Trust in the LORD with all your heart, and do not lean on your own understanding.
In all your ways acknowledge him, and he will make straight your paths.
Be not wise in your own eyes; fear the LORD, and turn away from evil.
It will be healing to your flesh and refreshment to your bones.
Proverbs 3.5-8
How many times have we heard these verses? Many people probably have the first two memorized. Look at theses words "do not lean on your own understanding". WOW. I don't know about you but I definitely lean on my own understanding. If I can figure it out in my head and come up with a plan, my heart can have peace. And I will think & think & think until I have that plan. Now plans are not bad, but they should not be the source of my peace, and what if things do not go according to my plan...breakdown. lol. I also like "do not be wise in your own eyes; fear the LORD", it carries the same idea.

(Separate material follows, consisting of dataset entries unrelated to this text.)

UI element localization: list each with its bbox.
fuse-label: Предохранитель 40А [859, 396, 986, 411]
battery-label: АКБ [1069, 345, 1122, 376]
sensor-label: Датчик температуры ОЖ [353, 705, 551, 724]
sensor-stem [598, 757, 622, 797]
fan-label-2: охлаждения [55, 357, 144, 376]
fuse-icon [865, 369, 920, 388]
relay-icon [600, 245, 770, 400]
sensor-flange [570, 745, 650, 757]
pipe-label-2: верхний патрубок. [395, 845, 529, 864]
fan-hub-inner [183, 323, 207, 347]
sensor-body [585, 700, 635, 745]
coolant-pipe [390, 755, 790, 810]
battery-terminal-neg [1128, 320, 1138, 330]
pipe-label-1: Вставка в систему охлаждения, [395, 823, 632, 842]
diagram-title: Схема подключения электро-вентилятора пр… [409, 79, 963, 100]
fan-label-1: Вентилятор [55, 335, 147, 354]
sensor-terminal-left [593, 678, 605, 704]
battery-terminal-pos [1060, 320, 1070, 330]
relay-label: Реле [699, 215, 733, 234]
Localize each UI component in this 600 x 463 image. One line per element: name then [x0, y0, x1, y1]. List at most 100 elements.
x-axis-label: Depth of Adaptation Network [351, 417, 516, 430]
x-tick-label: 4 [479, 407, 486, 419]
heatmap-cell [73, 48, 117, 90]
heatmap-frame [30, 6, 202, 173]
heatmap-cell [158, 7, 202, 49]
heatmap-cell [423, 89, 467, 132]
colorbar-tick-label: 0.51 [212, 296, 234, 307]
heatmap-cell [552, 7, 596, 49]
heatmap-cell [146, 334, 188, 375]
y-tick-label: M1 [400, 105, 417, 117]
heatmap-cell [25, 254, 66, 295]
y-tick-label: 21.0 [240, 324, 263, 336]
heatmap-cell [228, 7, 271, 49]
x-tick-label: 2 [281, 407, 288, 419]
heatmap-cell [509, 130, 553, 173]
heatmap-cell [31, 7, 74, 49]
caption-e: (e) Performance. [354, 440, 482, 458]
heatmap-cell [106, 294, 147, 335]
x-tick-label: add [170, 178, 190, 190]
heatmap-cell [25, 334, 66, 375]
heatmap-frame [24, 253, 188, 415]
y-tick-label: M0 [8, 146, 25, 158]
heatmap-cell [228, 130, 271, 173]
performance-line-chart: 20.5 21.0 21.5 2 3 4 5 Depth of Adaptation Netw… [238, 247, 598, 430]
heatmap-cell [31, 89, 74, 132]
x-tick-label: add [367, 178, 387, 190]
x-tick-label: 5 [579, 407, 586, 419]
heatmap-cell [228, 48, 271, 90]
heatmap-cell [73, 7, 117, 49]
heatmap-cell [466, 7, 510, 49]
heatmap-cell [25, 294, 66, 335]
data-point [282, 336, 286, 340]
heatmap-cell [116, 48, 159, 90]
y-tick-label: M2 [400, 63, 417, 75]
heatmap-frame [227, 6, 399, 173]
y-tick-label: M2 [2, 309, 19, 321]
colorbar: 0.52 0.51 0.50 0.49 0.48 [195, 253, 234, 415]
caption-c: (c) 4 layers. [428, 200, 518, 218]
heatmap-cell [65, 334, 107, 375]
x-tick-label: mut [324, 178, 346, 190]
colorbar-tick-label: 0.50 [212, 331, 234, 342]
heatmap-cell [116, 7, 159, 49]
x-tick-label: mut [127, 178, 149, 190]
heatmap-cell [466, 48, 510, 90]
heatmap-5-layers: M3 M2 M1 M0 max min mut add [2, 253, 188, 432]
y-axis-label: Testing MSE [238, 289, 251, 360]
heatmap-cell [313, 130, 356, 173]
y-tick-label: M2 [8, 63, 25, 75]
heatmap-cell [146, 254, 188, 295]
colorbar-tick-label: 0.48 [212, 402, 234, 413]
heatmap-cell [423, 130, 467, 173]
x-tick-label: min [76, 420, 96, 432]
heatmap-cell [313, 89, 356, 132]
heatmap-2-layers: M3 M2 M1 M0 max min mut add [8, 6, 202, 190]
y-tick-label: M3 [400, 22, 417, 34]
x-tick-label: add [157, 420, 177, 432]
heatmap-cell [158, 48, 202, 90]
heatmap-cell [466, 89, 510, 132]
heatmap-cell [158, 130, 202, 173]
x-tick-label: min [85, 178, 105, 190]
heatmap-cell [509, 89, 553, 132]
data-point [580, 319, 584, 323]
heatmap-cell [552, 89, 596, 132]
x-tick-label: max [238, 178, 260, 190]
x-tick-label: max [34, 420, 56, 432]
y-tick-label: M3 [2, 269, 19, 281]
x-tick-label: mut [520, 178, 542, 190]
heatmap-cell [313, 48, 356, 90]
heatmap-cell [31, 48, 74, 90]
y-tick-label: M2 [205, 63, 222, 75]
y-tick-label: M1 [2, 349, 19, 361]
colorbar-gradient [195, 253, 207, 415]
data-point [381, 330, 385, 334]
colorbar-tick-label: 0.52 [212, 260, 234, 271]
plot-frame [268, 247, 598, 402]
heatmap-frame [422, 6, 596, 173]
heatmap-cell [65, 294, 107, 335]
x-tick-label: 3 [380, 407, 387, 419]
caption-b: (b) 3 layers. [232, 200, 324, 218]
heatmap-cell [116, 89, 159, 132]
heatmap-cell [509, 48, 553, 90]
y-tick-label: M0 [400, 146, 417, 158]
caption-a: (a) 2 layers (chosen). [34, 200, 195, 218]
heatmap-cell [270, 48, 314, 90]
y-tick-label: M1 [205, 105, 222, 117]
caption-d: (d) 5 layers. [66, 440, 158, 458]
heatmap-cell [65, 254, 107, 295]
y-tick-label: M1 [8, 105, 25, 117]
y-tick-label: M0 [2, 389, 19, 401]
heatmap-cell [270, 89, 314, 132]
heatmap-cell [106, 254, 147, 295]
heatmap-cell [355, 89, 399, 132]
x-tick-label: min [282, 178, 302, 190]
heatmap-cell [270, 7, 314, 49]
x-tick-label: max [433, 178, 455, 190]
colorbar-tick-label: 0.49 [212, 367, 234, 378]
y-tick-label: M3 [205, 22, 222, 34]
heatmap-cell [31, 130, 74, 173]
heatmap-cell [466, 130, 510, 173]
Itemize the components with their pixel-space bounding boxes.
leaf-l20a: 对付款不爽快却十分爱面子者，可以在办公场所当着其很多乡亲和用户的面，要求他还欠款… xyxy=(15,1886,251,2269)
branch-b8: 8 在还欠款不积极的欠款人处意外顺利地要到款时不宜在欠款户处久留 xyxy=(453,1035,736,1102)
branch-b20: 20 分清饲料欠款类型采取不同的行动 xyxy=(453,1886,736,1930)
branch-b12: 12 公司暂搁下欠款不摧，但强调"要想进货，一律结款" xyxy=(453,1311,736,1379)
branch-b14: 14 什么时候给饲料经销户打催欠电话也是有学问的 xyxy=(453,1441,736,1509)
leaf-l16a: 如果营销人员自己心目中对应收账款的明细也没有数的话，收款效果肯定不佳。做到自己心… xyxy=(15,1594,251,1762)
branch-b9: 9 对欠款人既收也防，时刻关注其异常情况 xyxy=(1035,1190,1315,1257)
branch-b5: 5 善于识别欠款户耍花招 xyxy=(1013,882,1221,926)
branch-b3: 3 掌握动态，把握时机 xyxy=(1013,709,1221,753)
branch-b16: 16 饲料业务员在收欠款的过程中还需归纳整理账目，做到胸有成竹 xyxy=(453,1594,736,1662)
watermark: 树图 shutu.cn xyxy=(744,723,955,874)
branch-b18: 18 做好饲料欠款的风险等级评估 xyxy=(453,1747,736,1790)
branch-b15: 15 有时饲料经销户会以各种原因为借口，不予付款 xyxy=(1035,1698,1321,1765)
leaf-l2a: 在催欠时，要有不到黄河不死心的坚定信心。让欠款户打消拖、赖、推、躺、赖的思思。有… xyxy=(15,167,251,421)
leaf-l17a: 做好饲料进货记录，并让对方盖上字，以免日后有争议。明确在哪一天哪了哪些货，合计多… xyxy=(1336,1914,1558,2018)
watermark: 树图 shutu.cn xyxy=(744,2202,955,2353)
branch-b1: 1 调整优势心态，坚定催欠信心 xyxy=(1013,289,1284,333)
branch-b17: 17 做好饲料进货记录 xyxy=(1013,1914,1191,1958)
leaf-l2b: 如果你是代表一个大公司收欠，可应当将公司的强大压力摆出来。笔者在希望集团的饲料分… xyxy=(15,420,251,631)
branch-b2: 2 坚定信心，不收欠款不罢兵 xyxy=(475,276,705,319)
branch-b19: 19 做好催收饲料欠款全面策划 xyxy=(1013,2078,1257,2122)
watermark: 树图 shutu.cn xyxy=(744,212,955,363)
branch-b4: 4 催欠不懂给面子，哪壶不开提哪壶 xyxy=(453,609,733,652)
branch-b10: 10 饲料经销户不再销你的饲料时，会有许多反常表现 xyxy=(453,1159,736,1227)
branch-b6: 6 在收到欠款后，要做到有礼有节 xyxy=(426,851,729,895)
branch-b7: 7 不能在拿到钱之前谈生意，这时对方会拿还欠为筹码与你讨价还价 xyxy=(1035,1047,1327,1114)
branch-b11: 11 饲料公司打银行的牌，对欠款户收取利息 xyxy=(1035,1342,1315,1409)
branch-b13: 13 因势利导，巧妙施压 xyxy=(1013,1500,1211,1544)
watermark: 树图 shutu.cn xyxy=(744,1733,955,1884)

But let me tell you this is not easy at all. Even when I think I'm almost really trusting God, it can turn into "I trust you God to fulfill my plan, by faith." Haha, still not trusting totally. It needs to be "I trust you God to fulfill whatever YOUR plan is". And the result of that is joy and peace in a real way and I am thankful for the small tastes of that I have had. It's not about me being in control and we all like that power, but letting God be in control. Let me encourage you to take this journey of trust with me. Try taking a look into your life and heart; what areas do you hold the control and refuse to let go and trust? I would say it touches every single area of my life. I'm starting to see it and I want God to touch each area; to be able to trust Him from small things like my son sleeping well to big things like trusting Him with our lives. He is our perfect and loving Father who open His arms and will walk with us through this life!